United Nations, Departing from the Security Council debate topic of peacekeeping operations, Pakistan has raised the Kashmir issue asking the Security Council to look at strengthening the UN observer operation there.
Pakistan’s Permanent Representative Maleeha Lodhi said on Monday that it was important for the Council to start “exploring options to strengthen” UN Military Observer Group in India and Pakistan (UNMOGIP) because of the developments there since India rescinded its special constitutional status last month.
UNMOGIP is not a peace-keeping operation and of its 116 personnel, the majority are civilians with only 44 drawn from militaries and designated as experts.
India considers the UMOGIP created in 1949 to monitor the ceasefire between the neighbours redundant because of the 1972 Simla Agreement by which the two countries declared that their disputes are bilateral matters and also defined the Line of Control, superseding the ceasefire line that the observers were mandated to monitor.
But the UNMOGIP continues to operate in Kashmir because the Council has not rescinded the mandate given to it. It was originally known as the UN Commission for India and Pakistan.
Toughening its stance against it, India asked the UNMOGIP in 2014 to leave the building on Purana Qila Road that it had given it rent-free and it moved its Delhi office to a private premise in Vasant Vihar.
Lodhi told the Council that “UNMOGIP’s role and importance has increased dramatically” since August 5 when India ended Kashmir’s constitutional special status, which she asserted was “illegal de facto annexation.”
UNMOGIP’s “efficacy has also become consequential due to mounting ceasefire violations by Indian forces, which necessitates regular and formal reporting to the Council,” she added.
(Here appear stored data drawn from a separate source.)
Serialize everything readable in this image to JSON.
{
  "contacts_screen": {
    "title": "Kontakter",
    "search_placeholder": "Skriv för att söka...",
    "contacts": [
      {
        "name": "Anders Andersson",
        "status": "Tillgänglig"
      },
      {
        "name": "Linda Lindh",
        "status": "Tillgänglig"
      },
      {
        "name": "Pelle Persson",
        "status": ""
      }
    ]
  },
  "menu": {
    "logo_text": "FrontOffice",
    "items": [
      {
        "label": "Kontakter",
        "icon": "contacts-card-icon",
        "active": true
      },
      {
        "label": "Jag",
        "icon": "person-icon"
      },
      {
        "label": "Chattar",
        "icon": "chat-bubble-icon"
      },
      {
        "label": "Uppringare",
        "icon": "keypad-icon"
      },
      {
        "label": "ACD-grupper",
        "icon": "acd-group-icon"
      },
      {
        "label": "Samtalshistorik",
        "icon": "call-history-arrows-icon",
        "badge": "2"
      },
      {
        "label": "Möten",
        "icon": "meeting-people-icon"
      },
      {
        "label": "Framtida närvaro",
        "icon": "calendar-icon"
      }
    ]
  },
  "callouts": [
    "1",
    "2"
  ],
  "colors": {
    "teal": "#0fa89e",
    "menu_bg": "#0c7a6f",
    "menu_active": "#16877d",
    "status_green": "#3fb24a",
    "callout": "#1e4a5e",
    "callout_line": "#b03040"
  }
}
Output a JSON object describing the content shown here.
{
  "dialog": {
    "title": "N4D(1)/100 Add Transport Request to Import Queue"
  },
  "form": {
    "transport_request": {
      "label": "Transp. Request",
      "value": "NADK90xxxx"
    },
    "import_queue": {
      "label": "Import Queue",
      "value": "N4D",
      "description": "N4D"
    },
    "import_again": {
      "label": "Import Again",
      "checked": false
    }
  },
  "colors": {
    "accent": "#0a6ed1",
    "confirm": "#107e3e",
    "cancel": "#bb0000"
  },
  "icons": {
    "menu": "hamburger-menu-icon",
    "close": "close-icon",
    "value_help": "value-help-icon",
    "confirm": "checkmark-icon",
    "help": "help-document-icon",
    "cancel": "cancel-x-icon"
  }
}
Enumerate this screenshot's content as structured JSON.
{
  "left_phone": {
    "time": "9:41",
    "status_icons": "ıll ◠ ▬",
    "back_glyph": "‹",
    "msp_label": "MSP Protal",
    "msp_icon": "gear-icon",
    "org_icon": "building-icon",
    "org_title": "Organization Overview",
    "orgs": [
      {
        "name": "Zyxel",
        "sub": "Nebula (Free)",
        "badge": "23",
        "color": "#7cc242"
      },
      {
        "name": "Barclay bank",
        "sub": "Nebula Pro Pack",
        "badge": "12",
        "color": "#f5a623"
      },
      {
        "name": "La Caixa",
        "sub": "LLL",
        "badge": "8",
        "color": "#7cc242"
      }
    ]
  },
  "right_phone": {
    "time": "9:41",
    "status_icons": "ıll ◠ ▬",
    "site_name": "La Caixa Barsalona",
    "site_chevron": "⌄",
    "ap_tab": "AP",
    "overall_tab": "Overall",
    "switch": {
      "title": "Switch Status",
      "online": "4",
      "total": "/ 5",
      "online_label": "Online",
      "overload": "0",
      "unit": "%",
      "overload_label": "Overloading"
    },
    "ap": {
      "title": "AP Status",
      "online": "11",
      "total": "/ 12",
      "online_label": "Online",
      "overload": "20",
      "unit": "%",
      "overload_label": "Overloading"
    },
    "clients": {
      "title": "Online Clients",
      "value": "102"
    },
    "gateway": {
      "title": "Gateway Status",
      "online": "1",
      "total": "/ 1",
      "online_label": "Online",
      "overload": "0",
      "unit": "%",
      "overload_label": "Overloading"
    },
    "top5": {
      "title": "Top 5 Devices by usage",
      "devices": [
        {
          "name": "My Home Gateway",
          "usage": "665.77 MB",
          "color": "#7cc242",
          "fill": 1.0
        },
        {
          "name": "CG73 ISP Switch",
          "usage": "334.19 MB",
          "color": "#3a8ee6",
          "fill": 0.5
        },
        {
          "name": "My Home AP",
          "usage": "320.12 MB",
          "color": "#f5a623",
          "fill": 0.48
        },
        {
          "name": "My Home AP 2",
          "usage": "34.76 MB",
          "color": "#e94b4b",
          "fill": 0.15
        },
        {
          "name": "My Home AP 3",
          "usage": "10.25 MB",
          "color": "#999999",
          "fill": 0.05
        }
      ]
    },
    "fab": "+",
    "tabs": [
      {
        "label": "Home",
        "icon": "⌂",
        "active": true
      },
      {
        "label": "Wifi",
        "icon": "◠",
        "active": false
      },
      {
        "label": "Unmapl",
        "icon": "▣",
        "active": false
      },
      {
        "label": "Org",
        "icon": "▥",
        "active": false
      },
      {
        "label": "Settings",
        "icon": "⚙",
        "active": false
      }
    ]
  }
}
However, in keeping with its policy that the UNMOGIP is irrelevant, India stopped reporting Pakistani ceasefire violations in 1972, treating them as bilateral matters.
Lodhi also said that the Council should “ensure that India also allows it the requisite freedom of access and movement, in order for it to fulfil its mandate”.
Apart from the signature deviation about Kashmir in the debate on peacekeeping operations, Lodhi spoke about the problems common to countries contributing troops to UN peacekeeping operations.
As they are among the biggest troop contributors, India and Pakistan share views on some of the issues facing peace-keeping and she made some points similar to those that India’s Permanent Representative Syed Akbaruddin had made earlier in the debate.
Lodhi criticised the use of caveats by some countries that restrict how and where personnel or equipment can be used.
She also questioned the lack of clear policies that sometimes expected peacekeepers negotiate political solutions or “enforce peace”.
She said that the UN Secretariat should provide a “pragmatic and realistic analysis of the situation”, which should be “reflected by the Council in mandates”.
Akbaruddin had criticised the “culture of caveats that bedevils peacekeeping” and also said that troop-contributing should be associated in a “predictable manner in the decision-making”.
“Peacekeeping is in a ‘no-man’s land’, between trying to keep the peace in fragile environments and trying to enforce the maintenance of peace, where there is none to keep,” he said.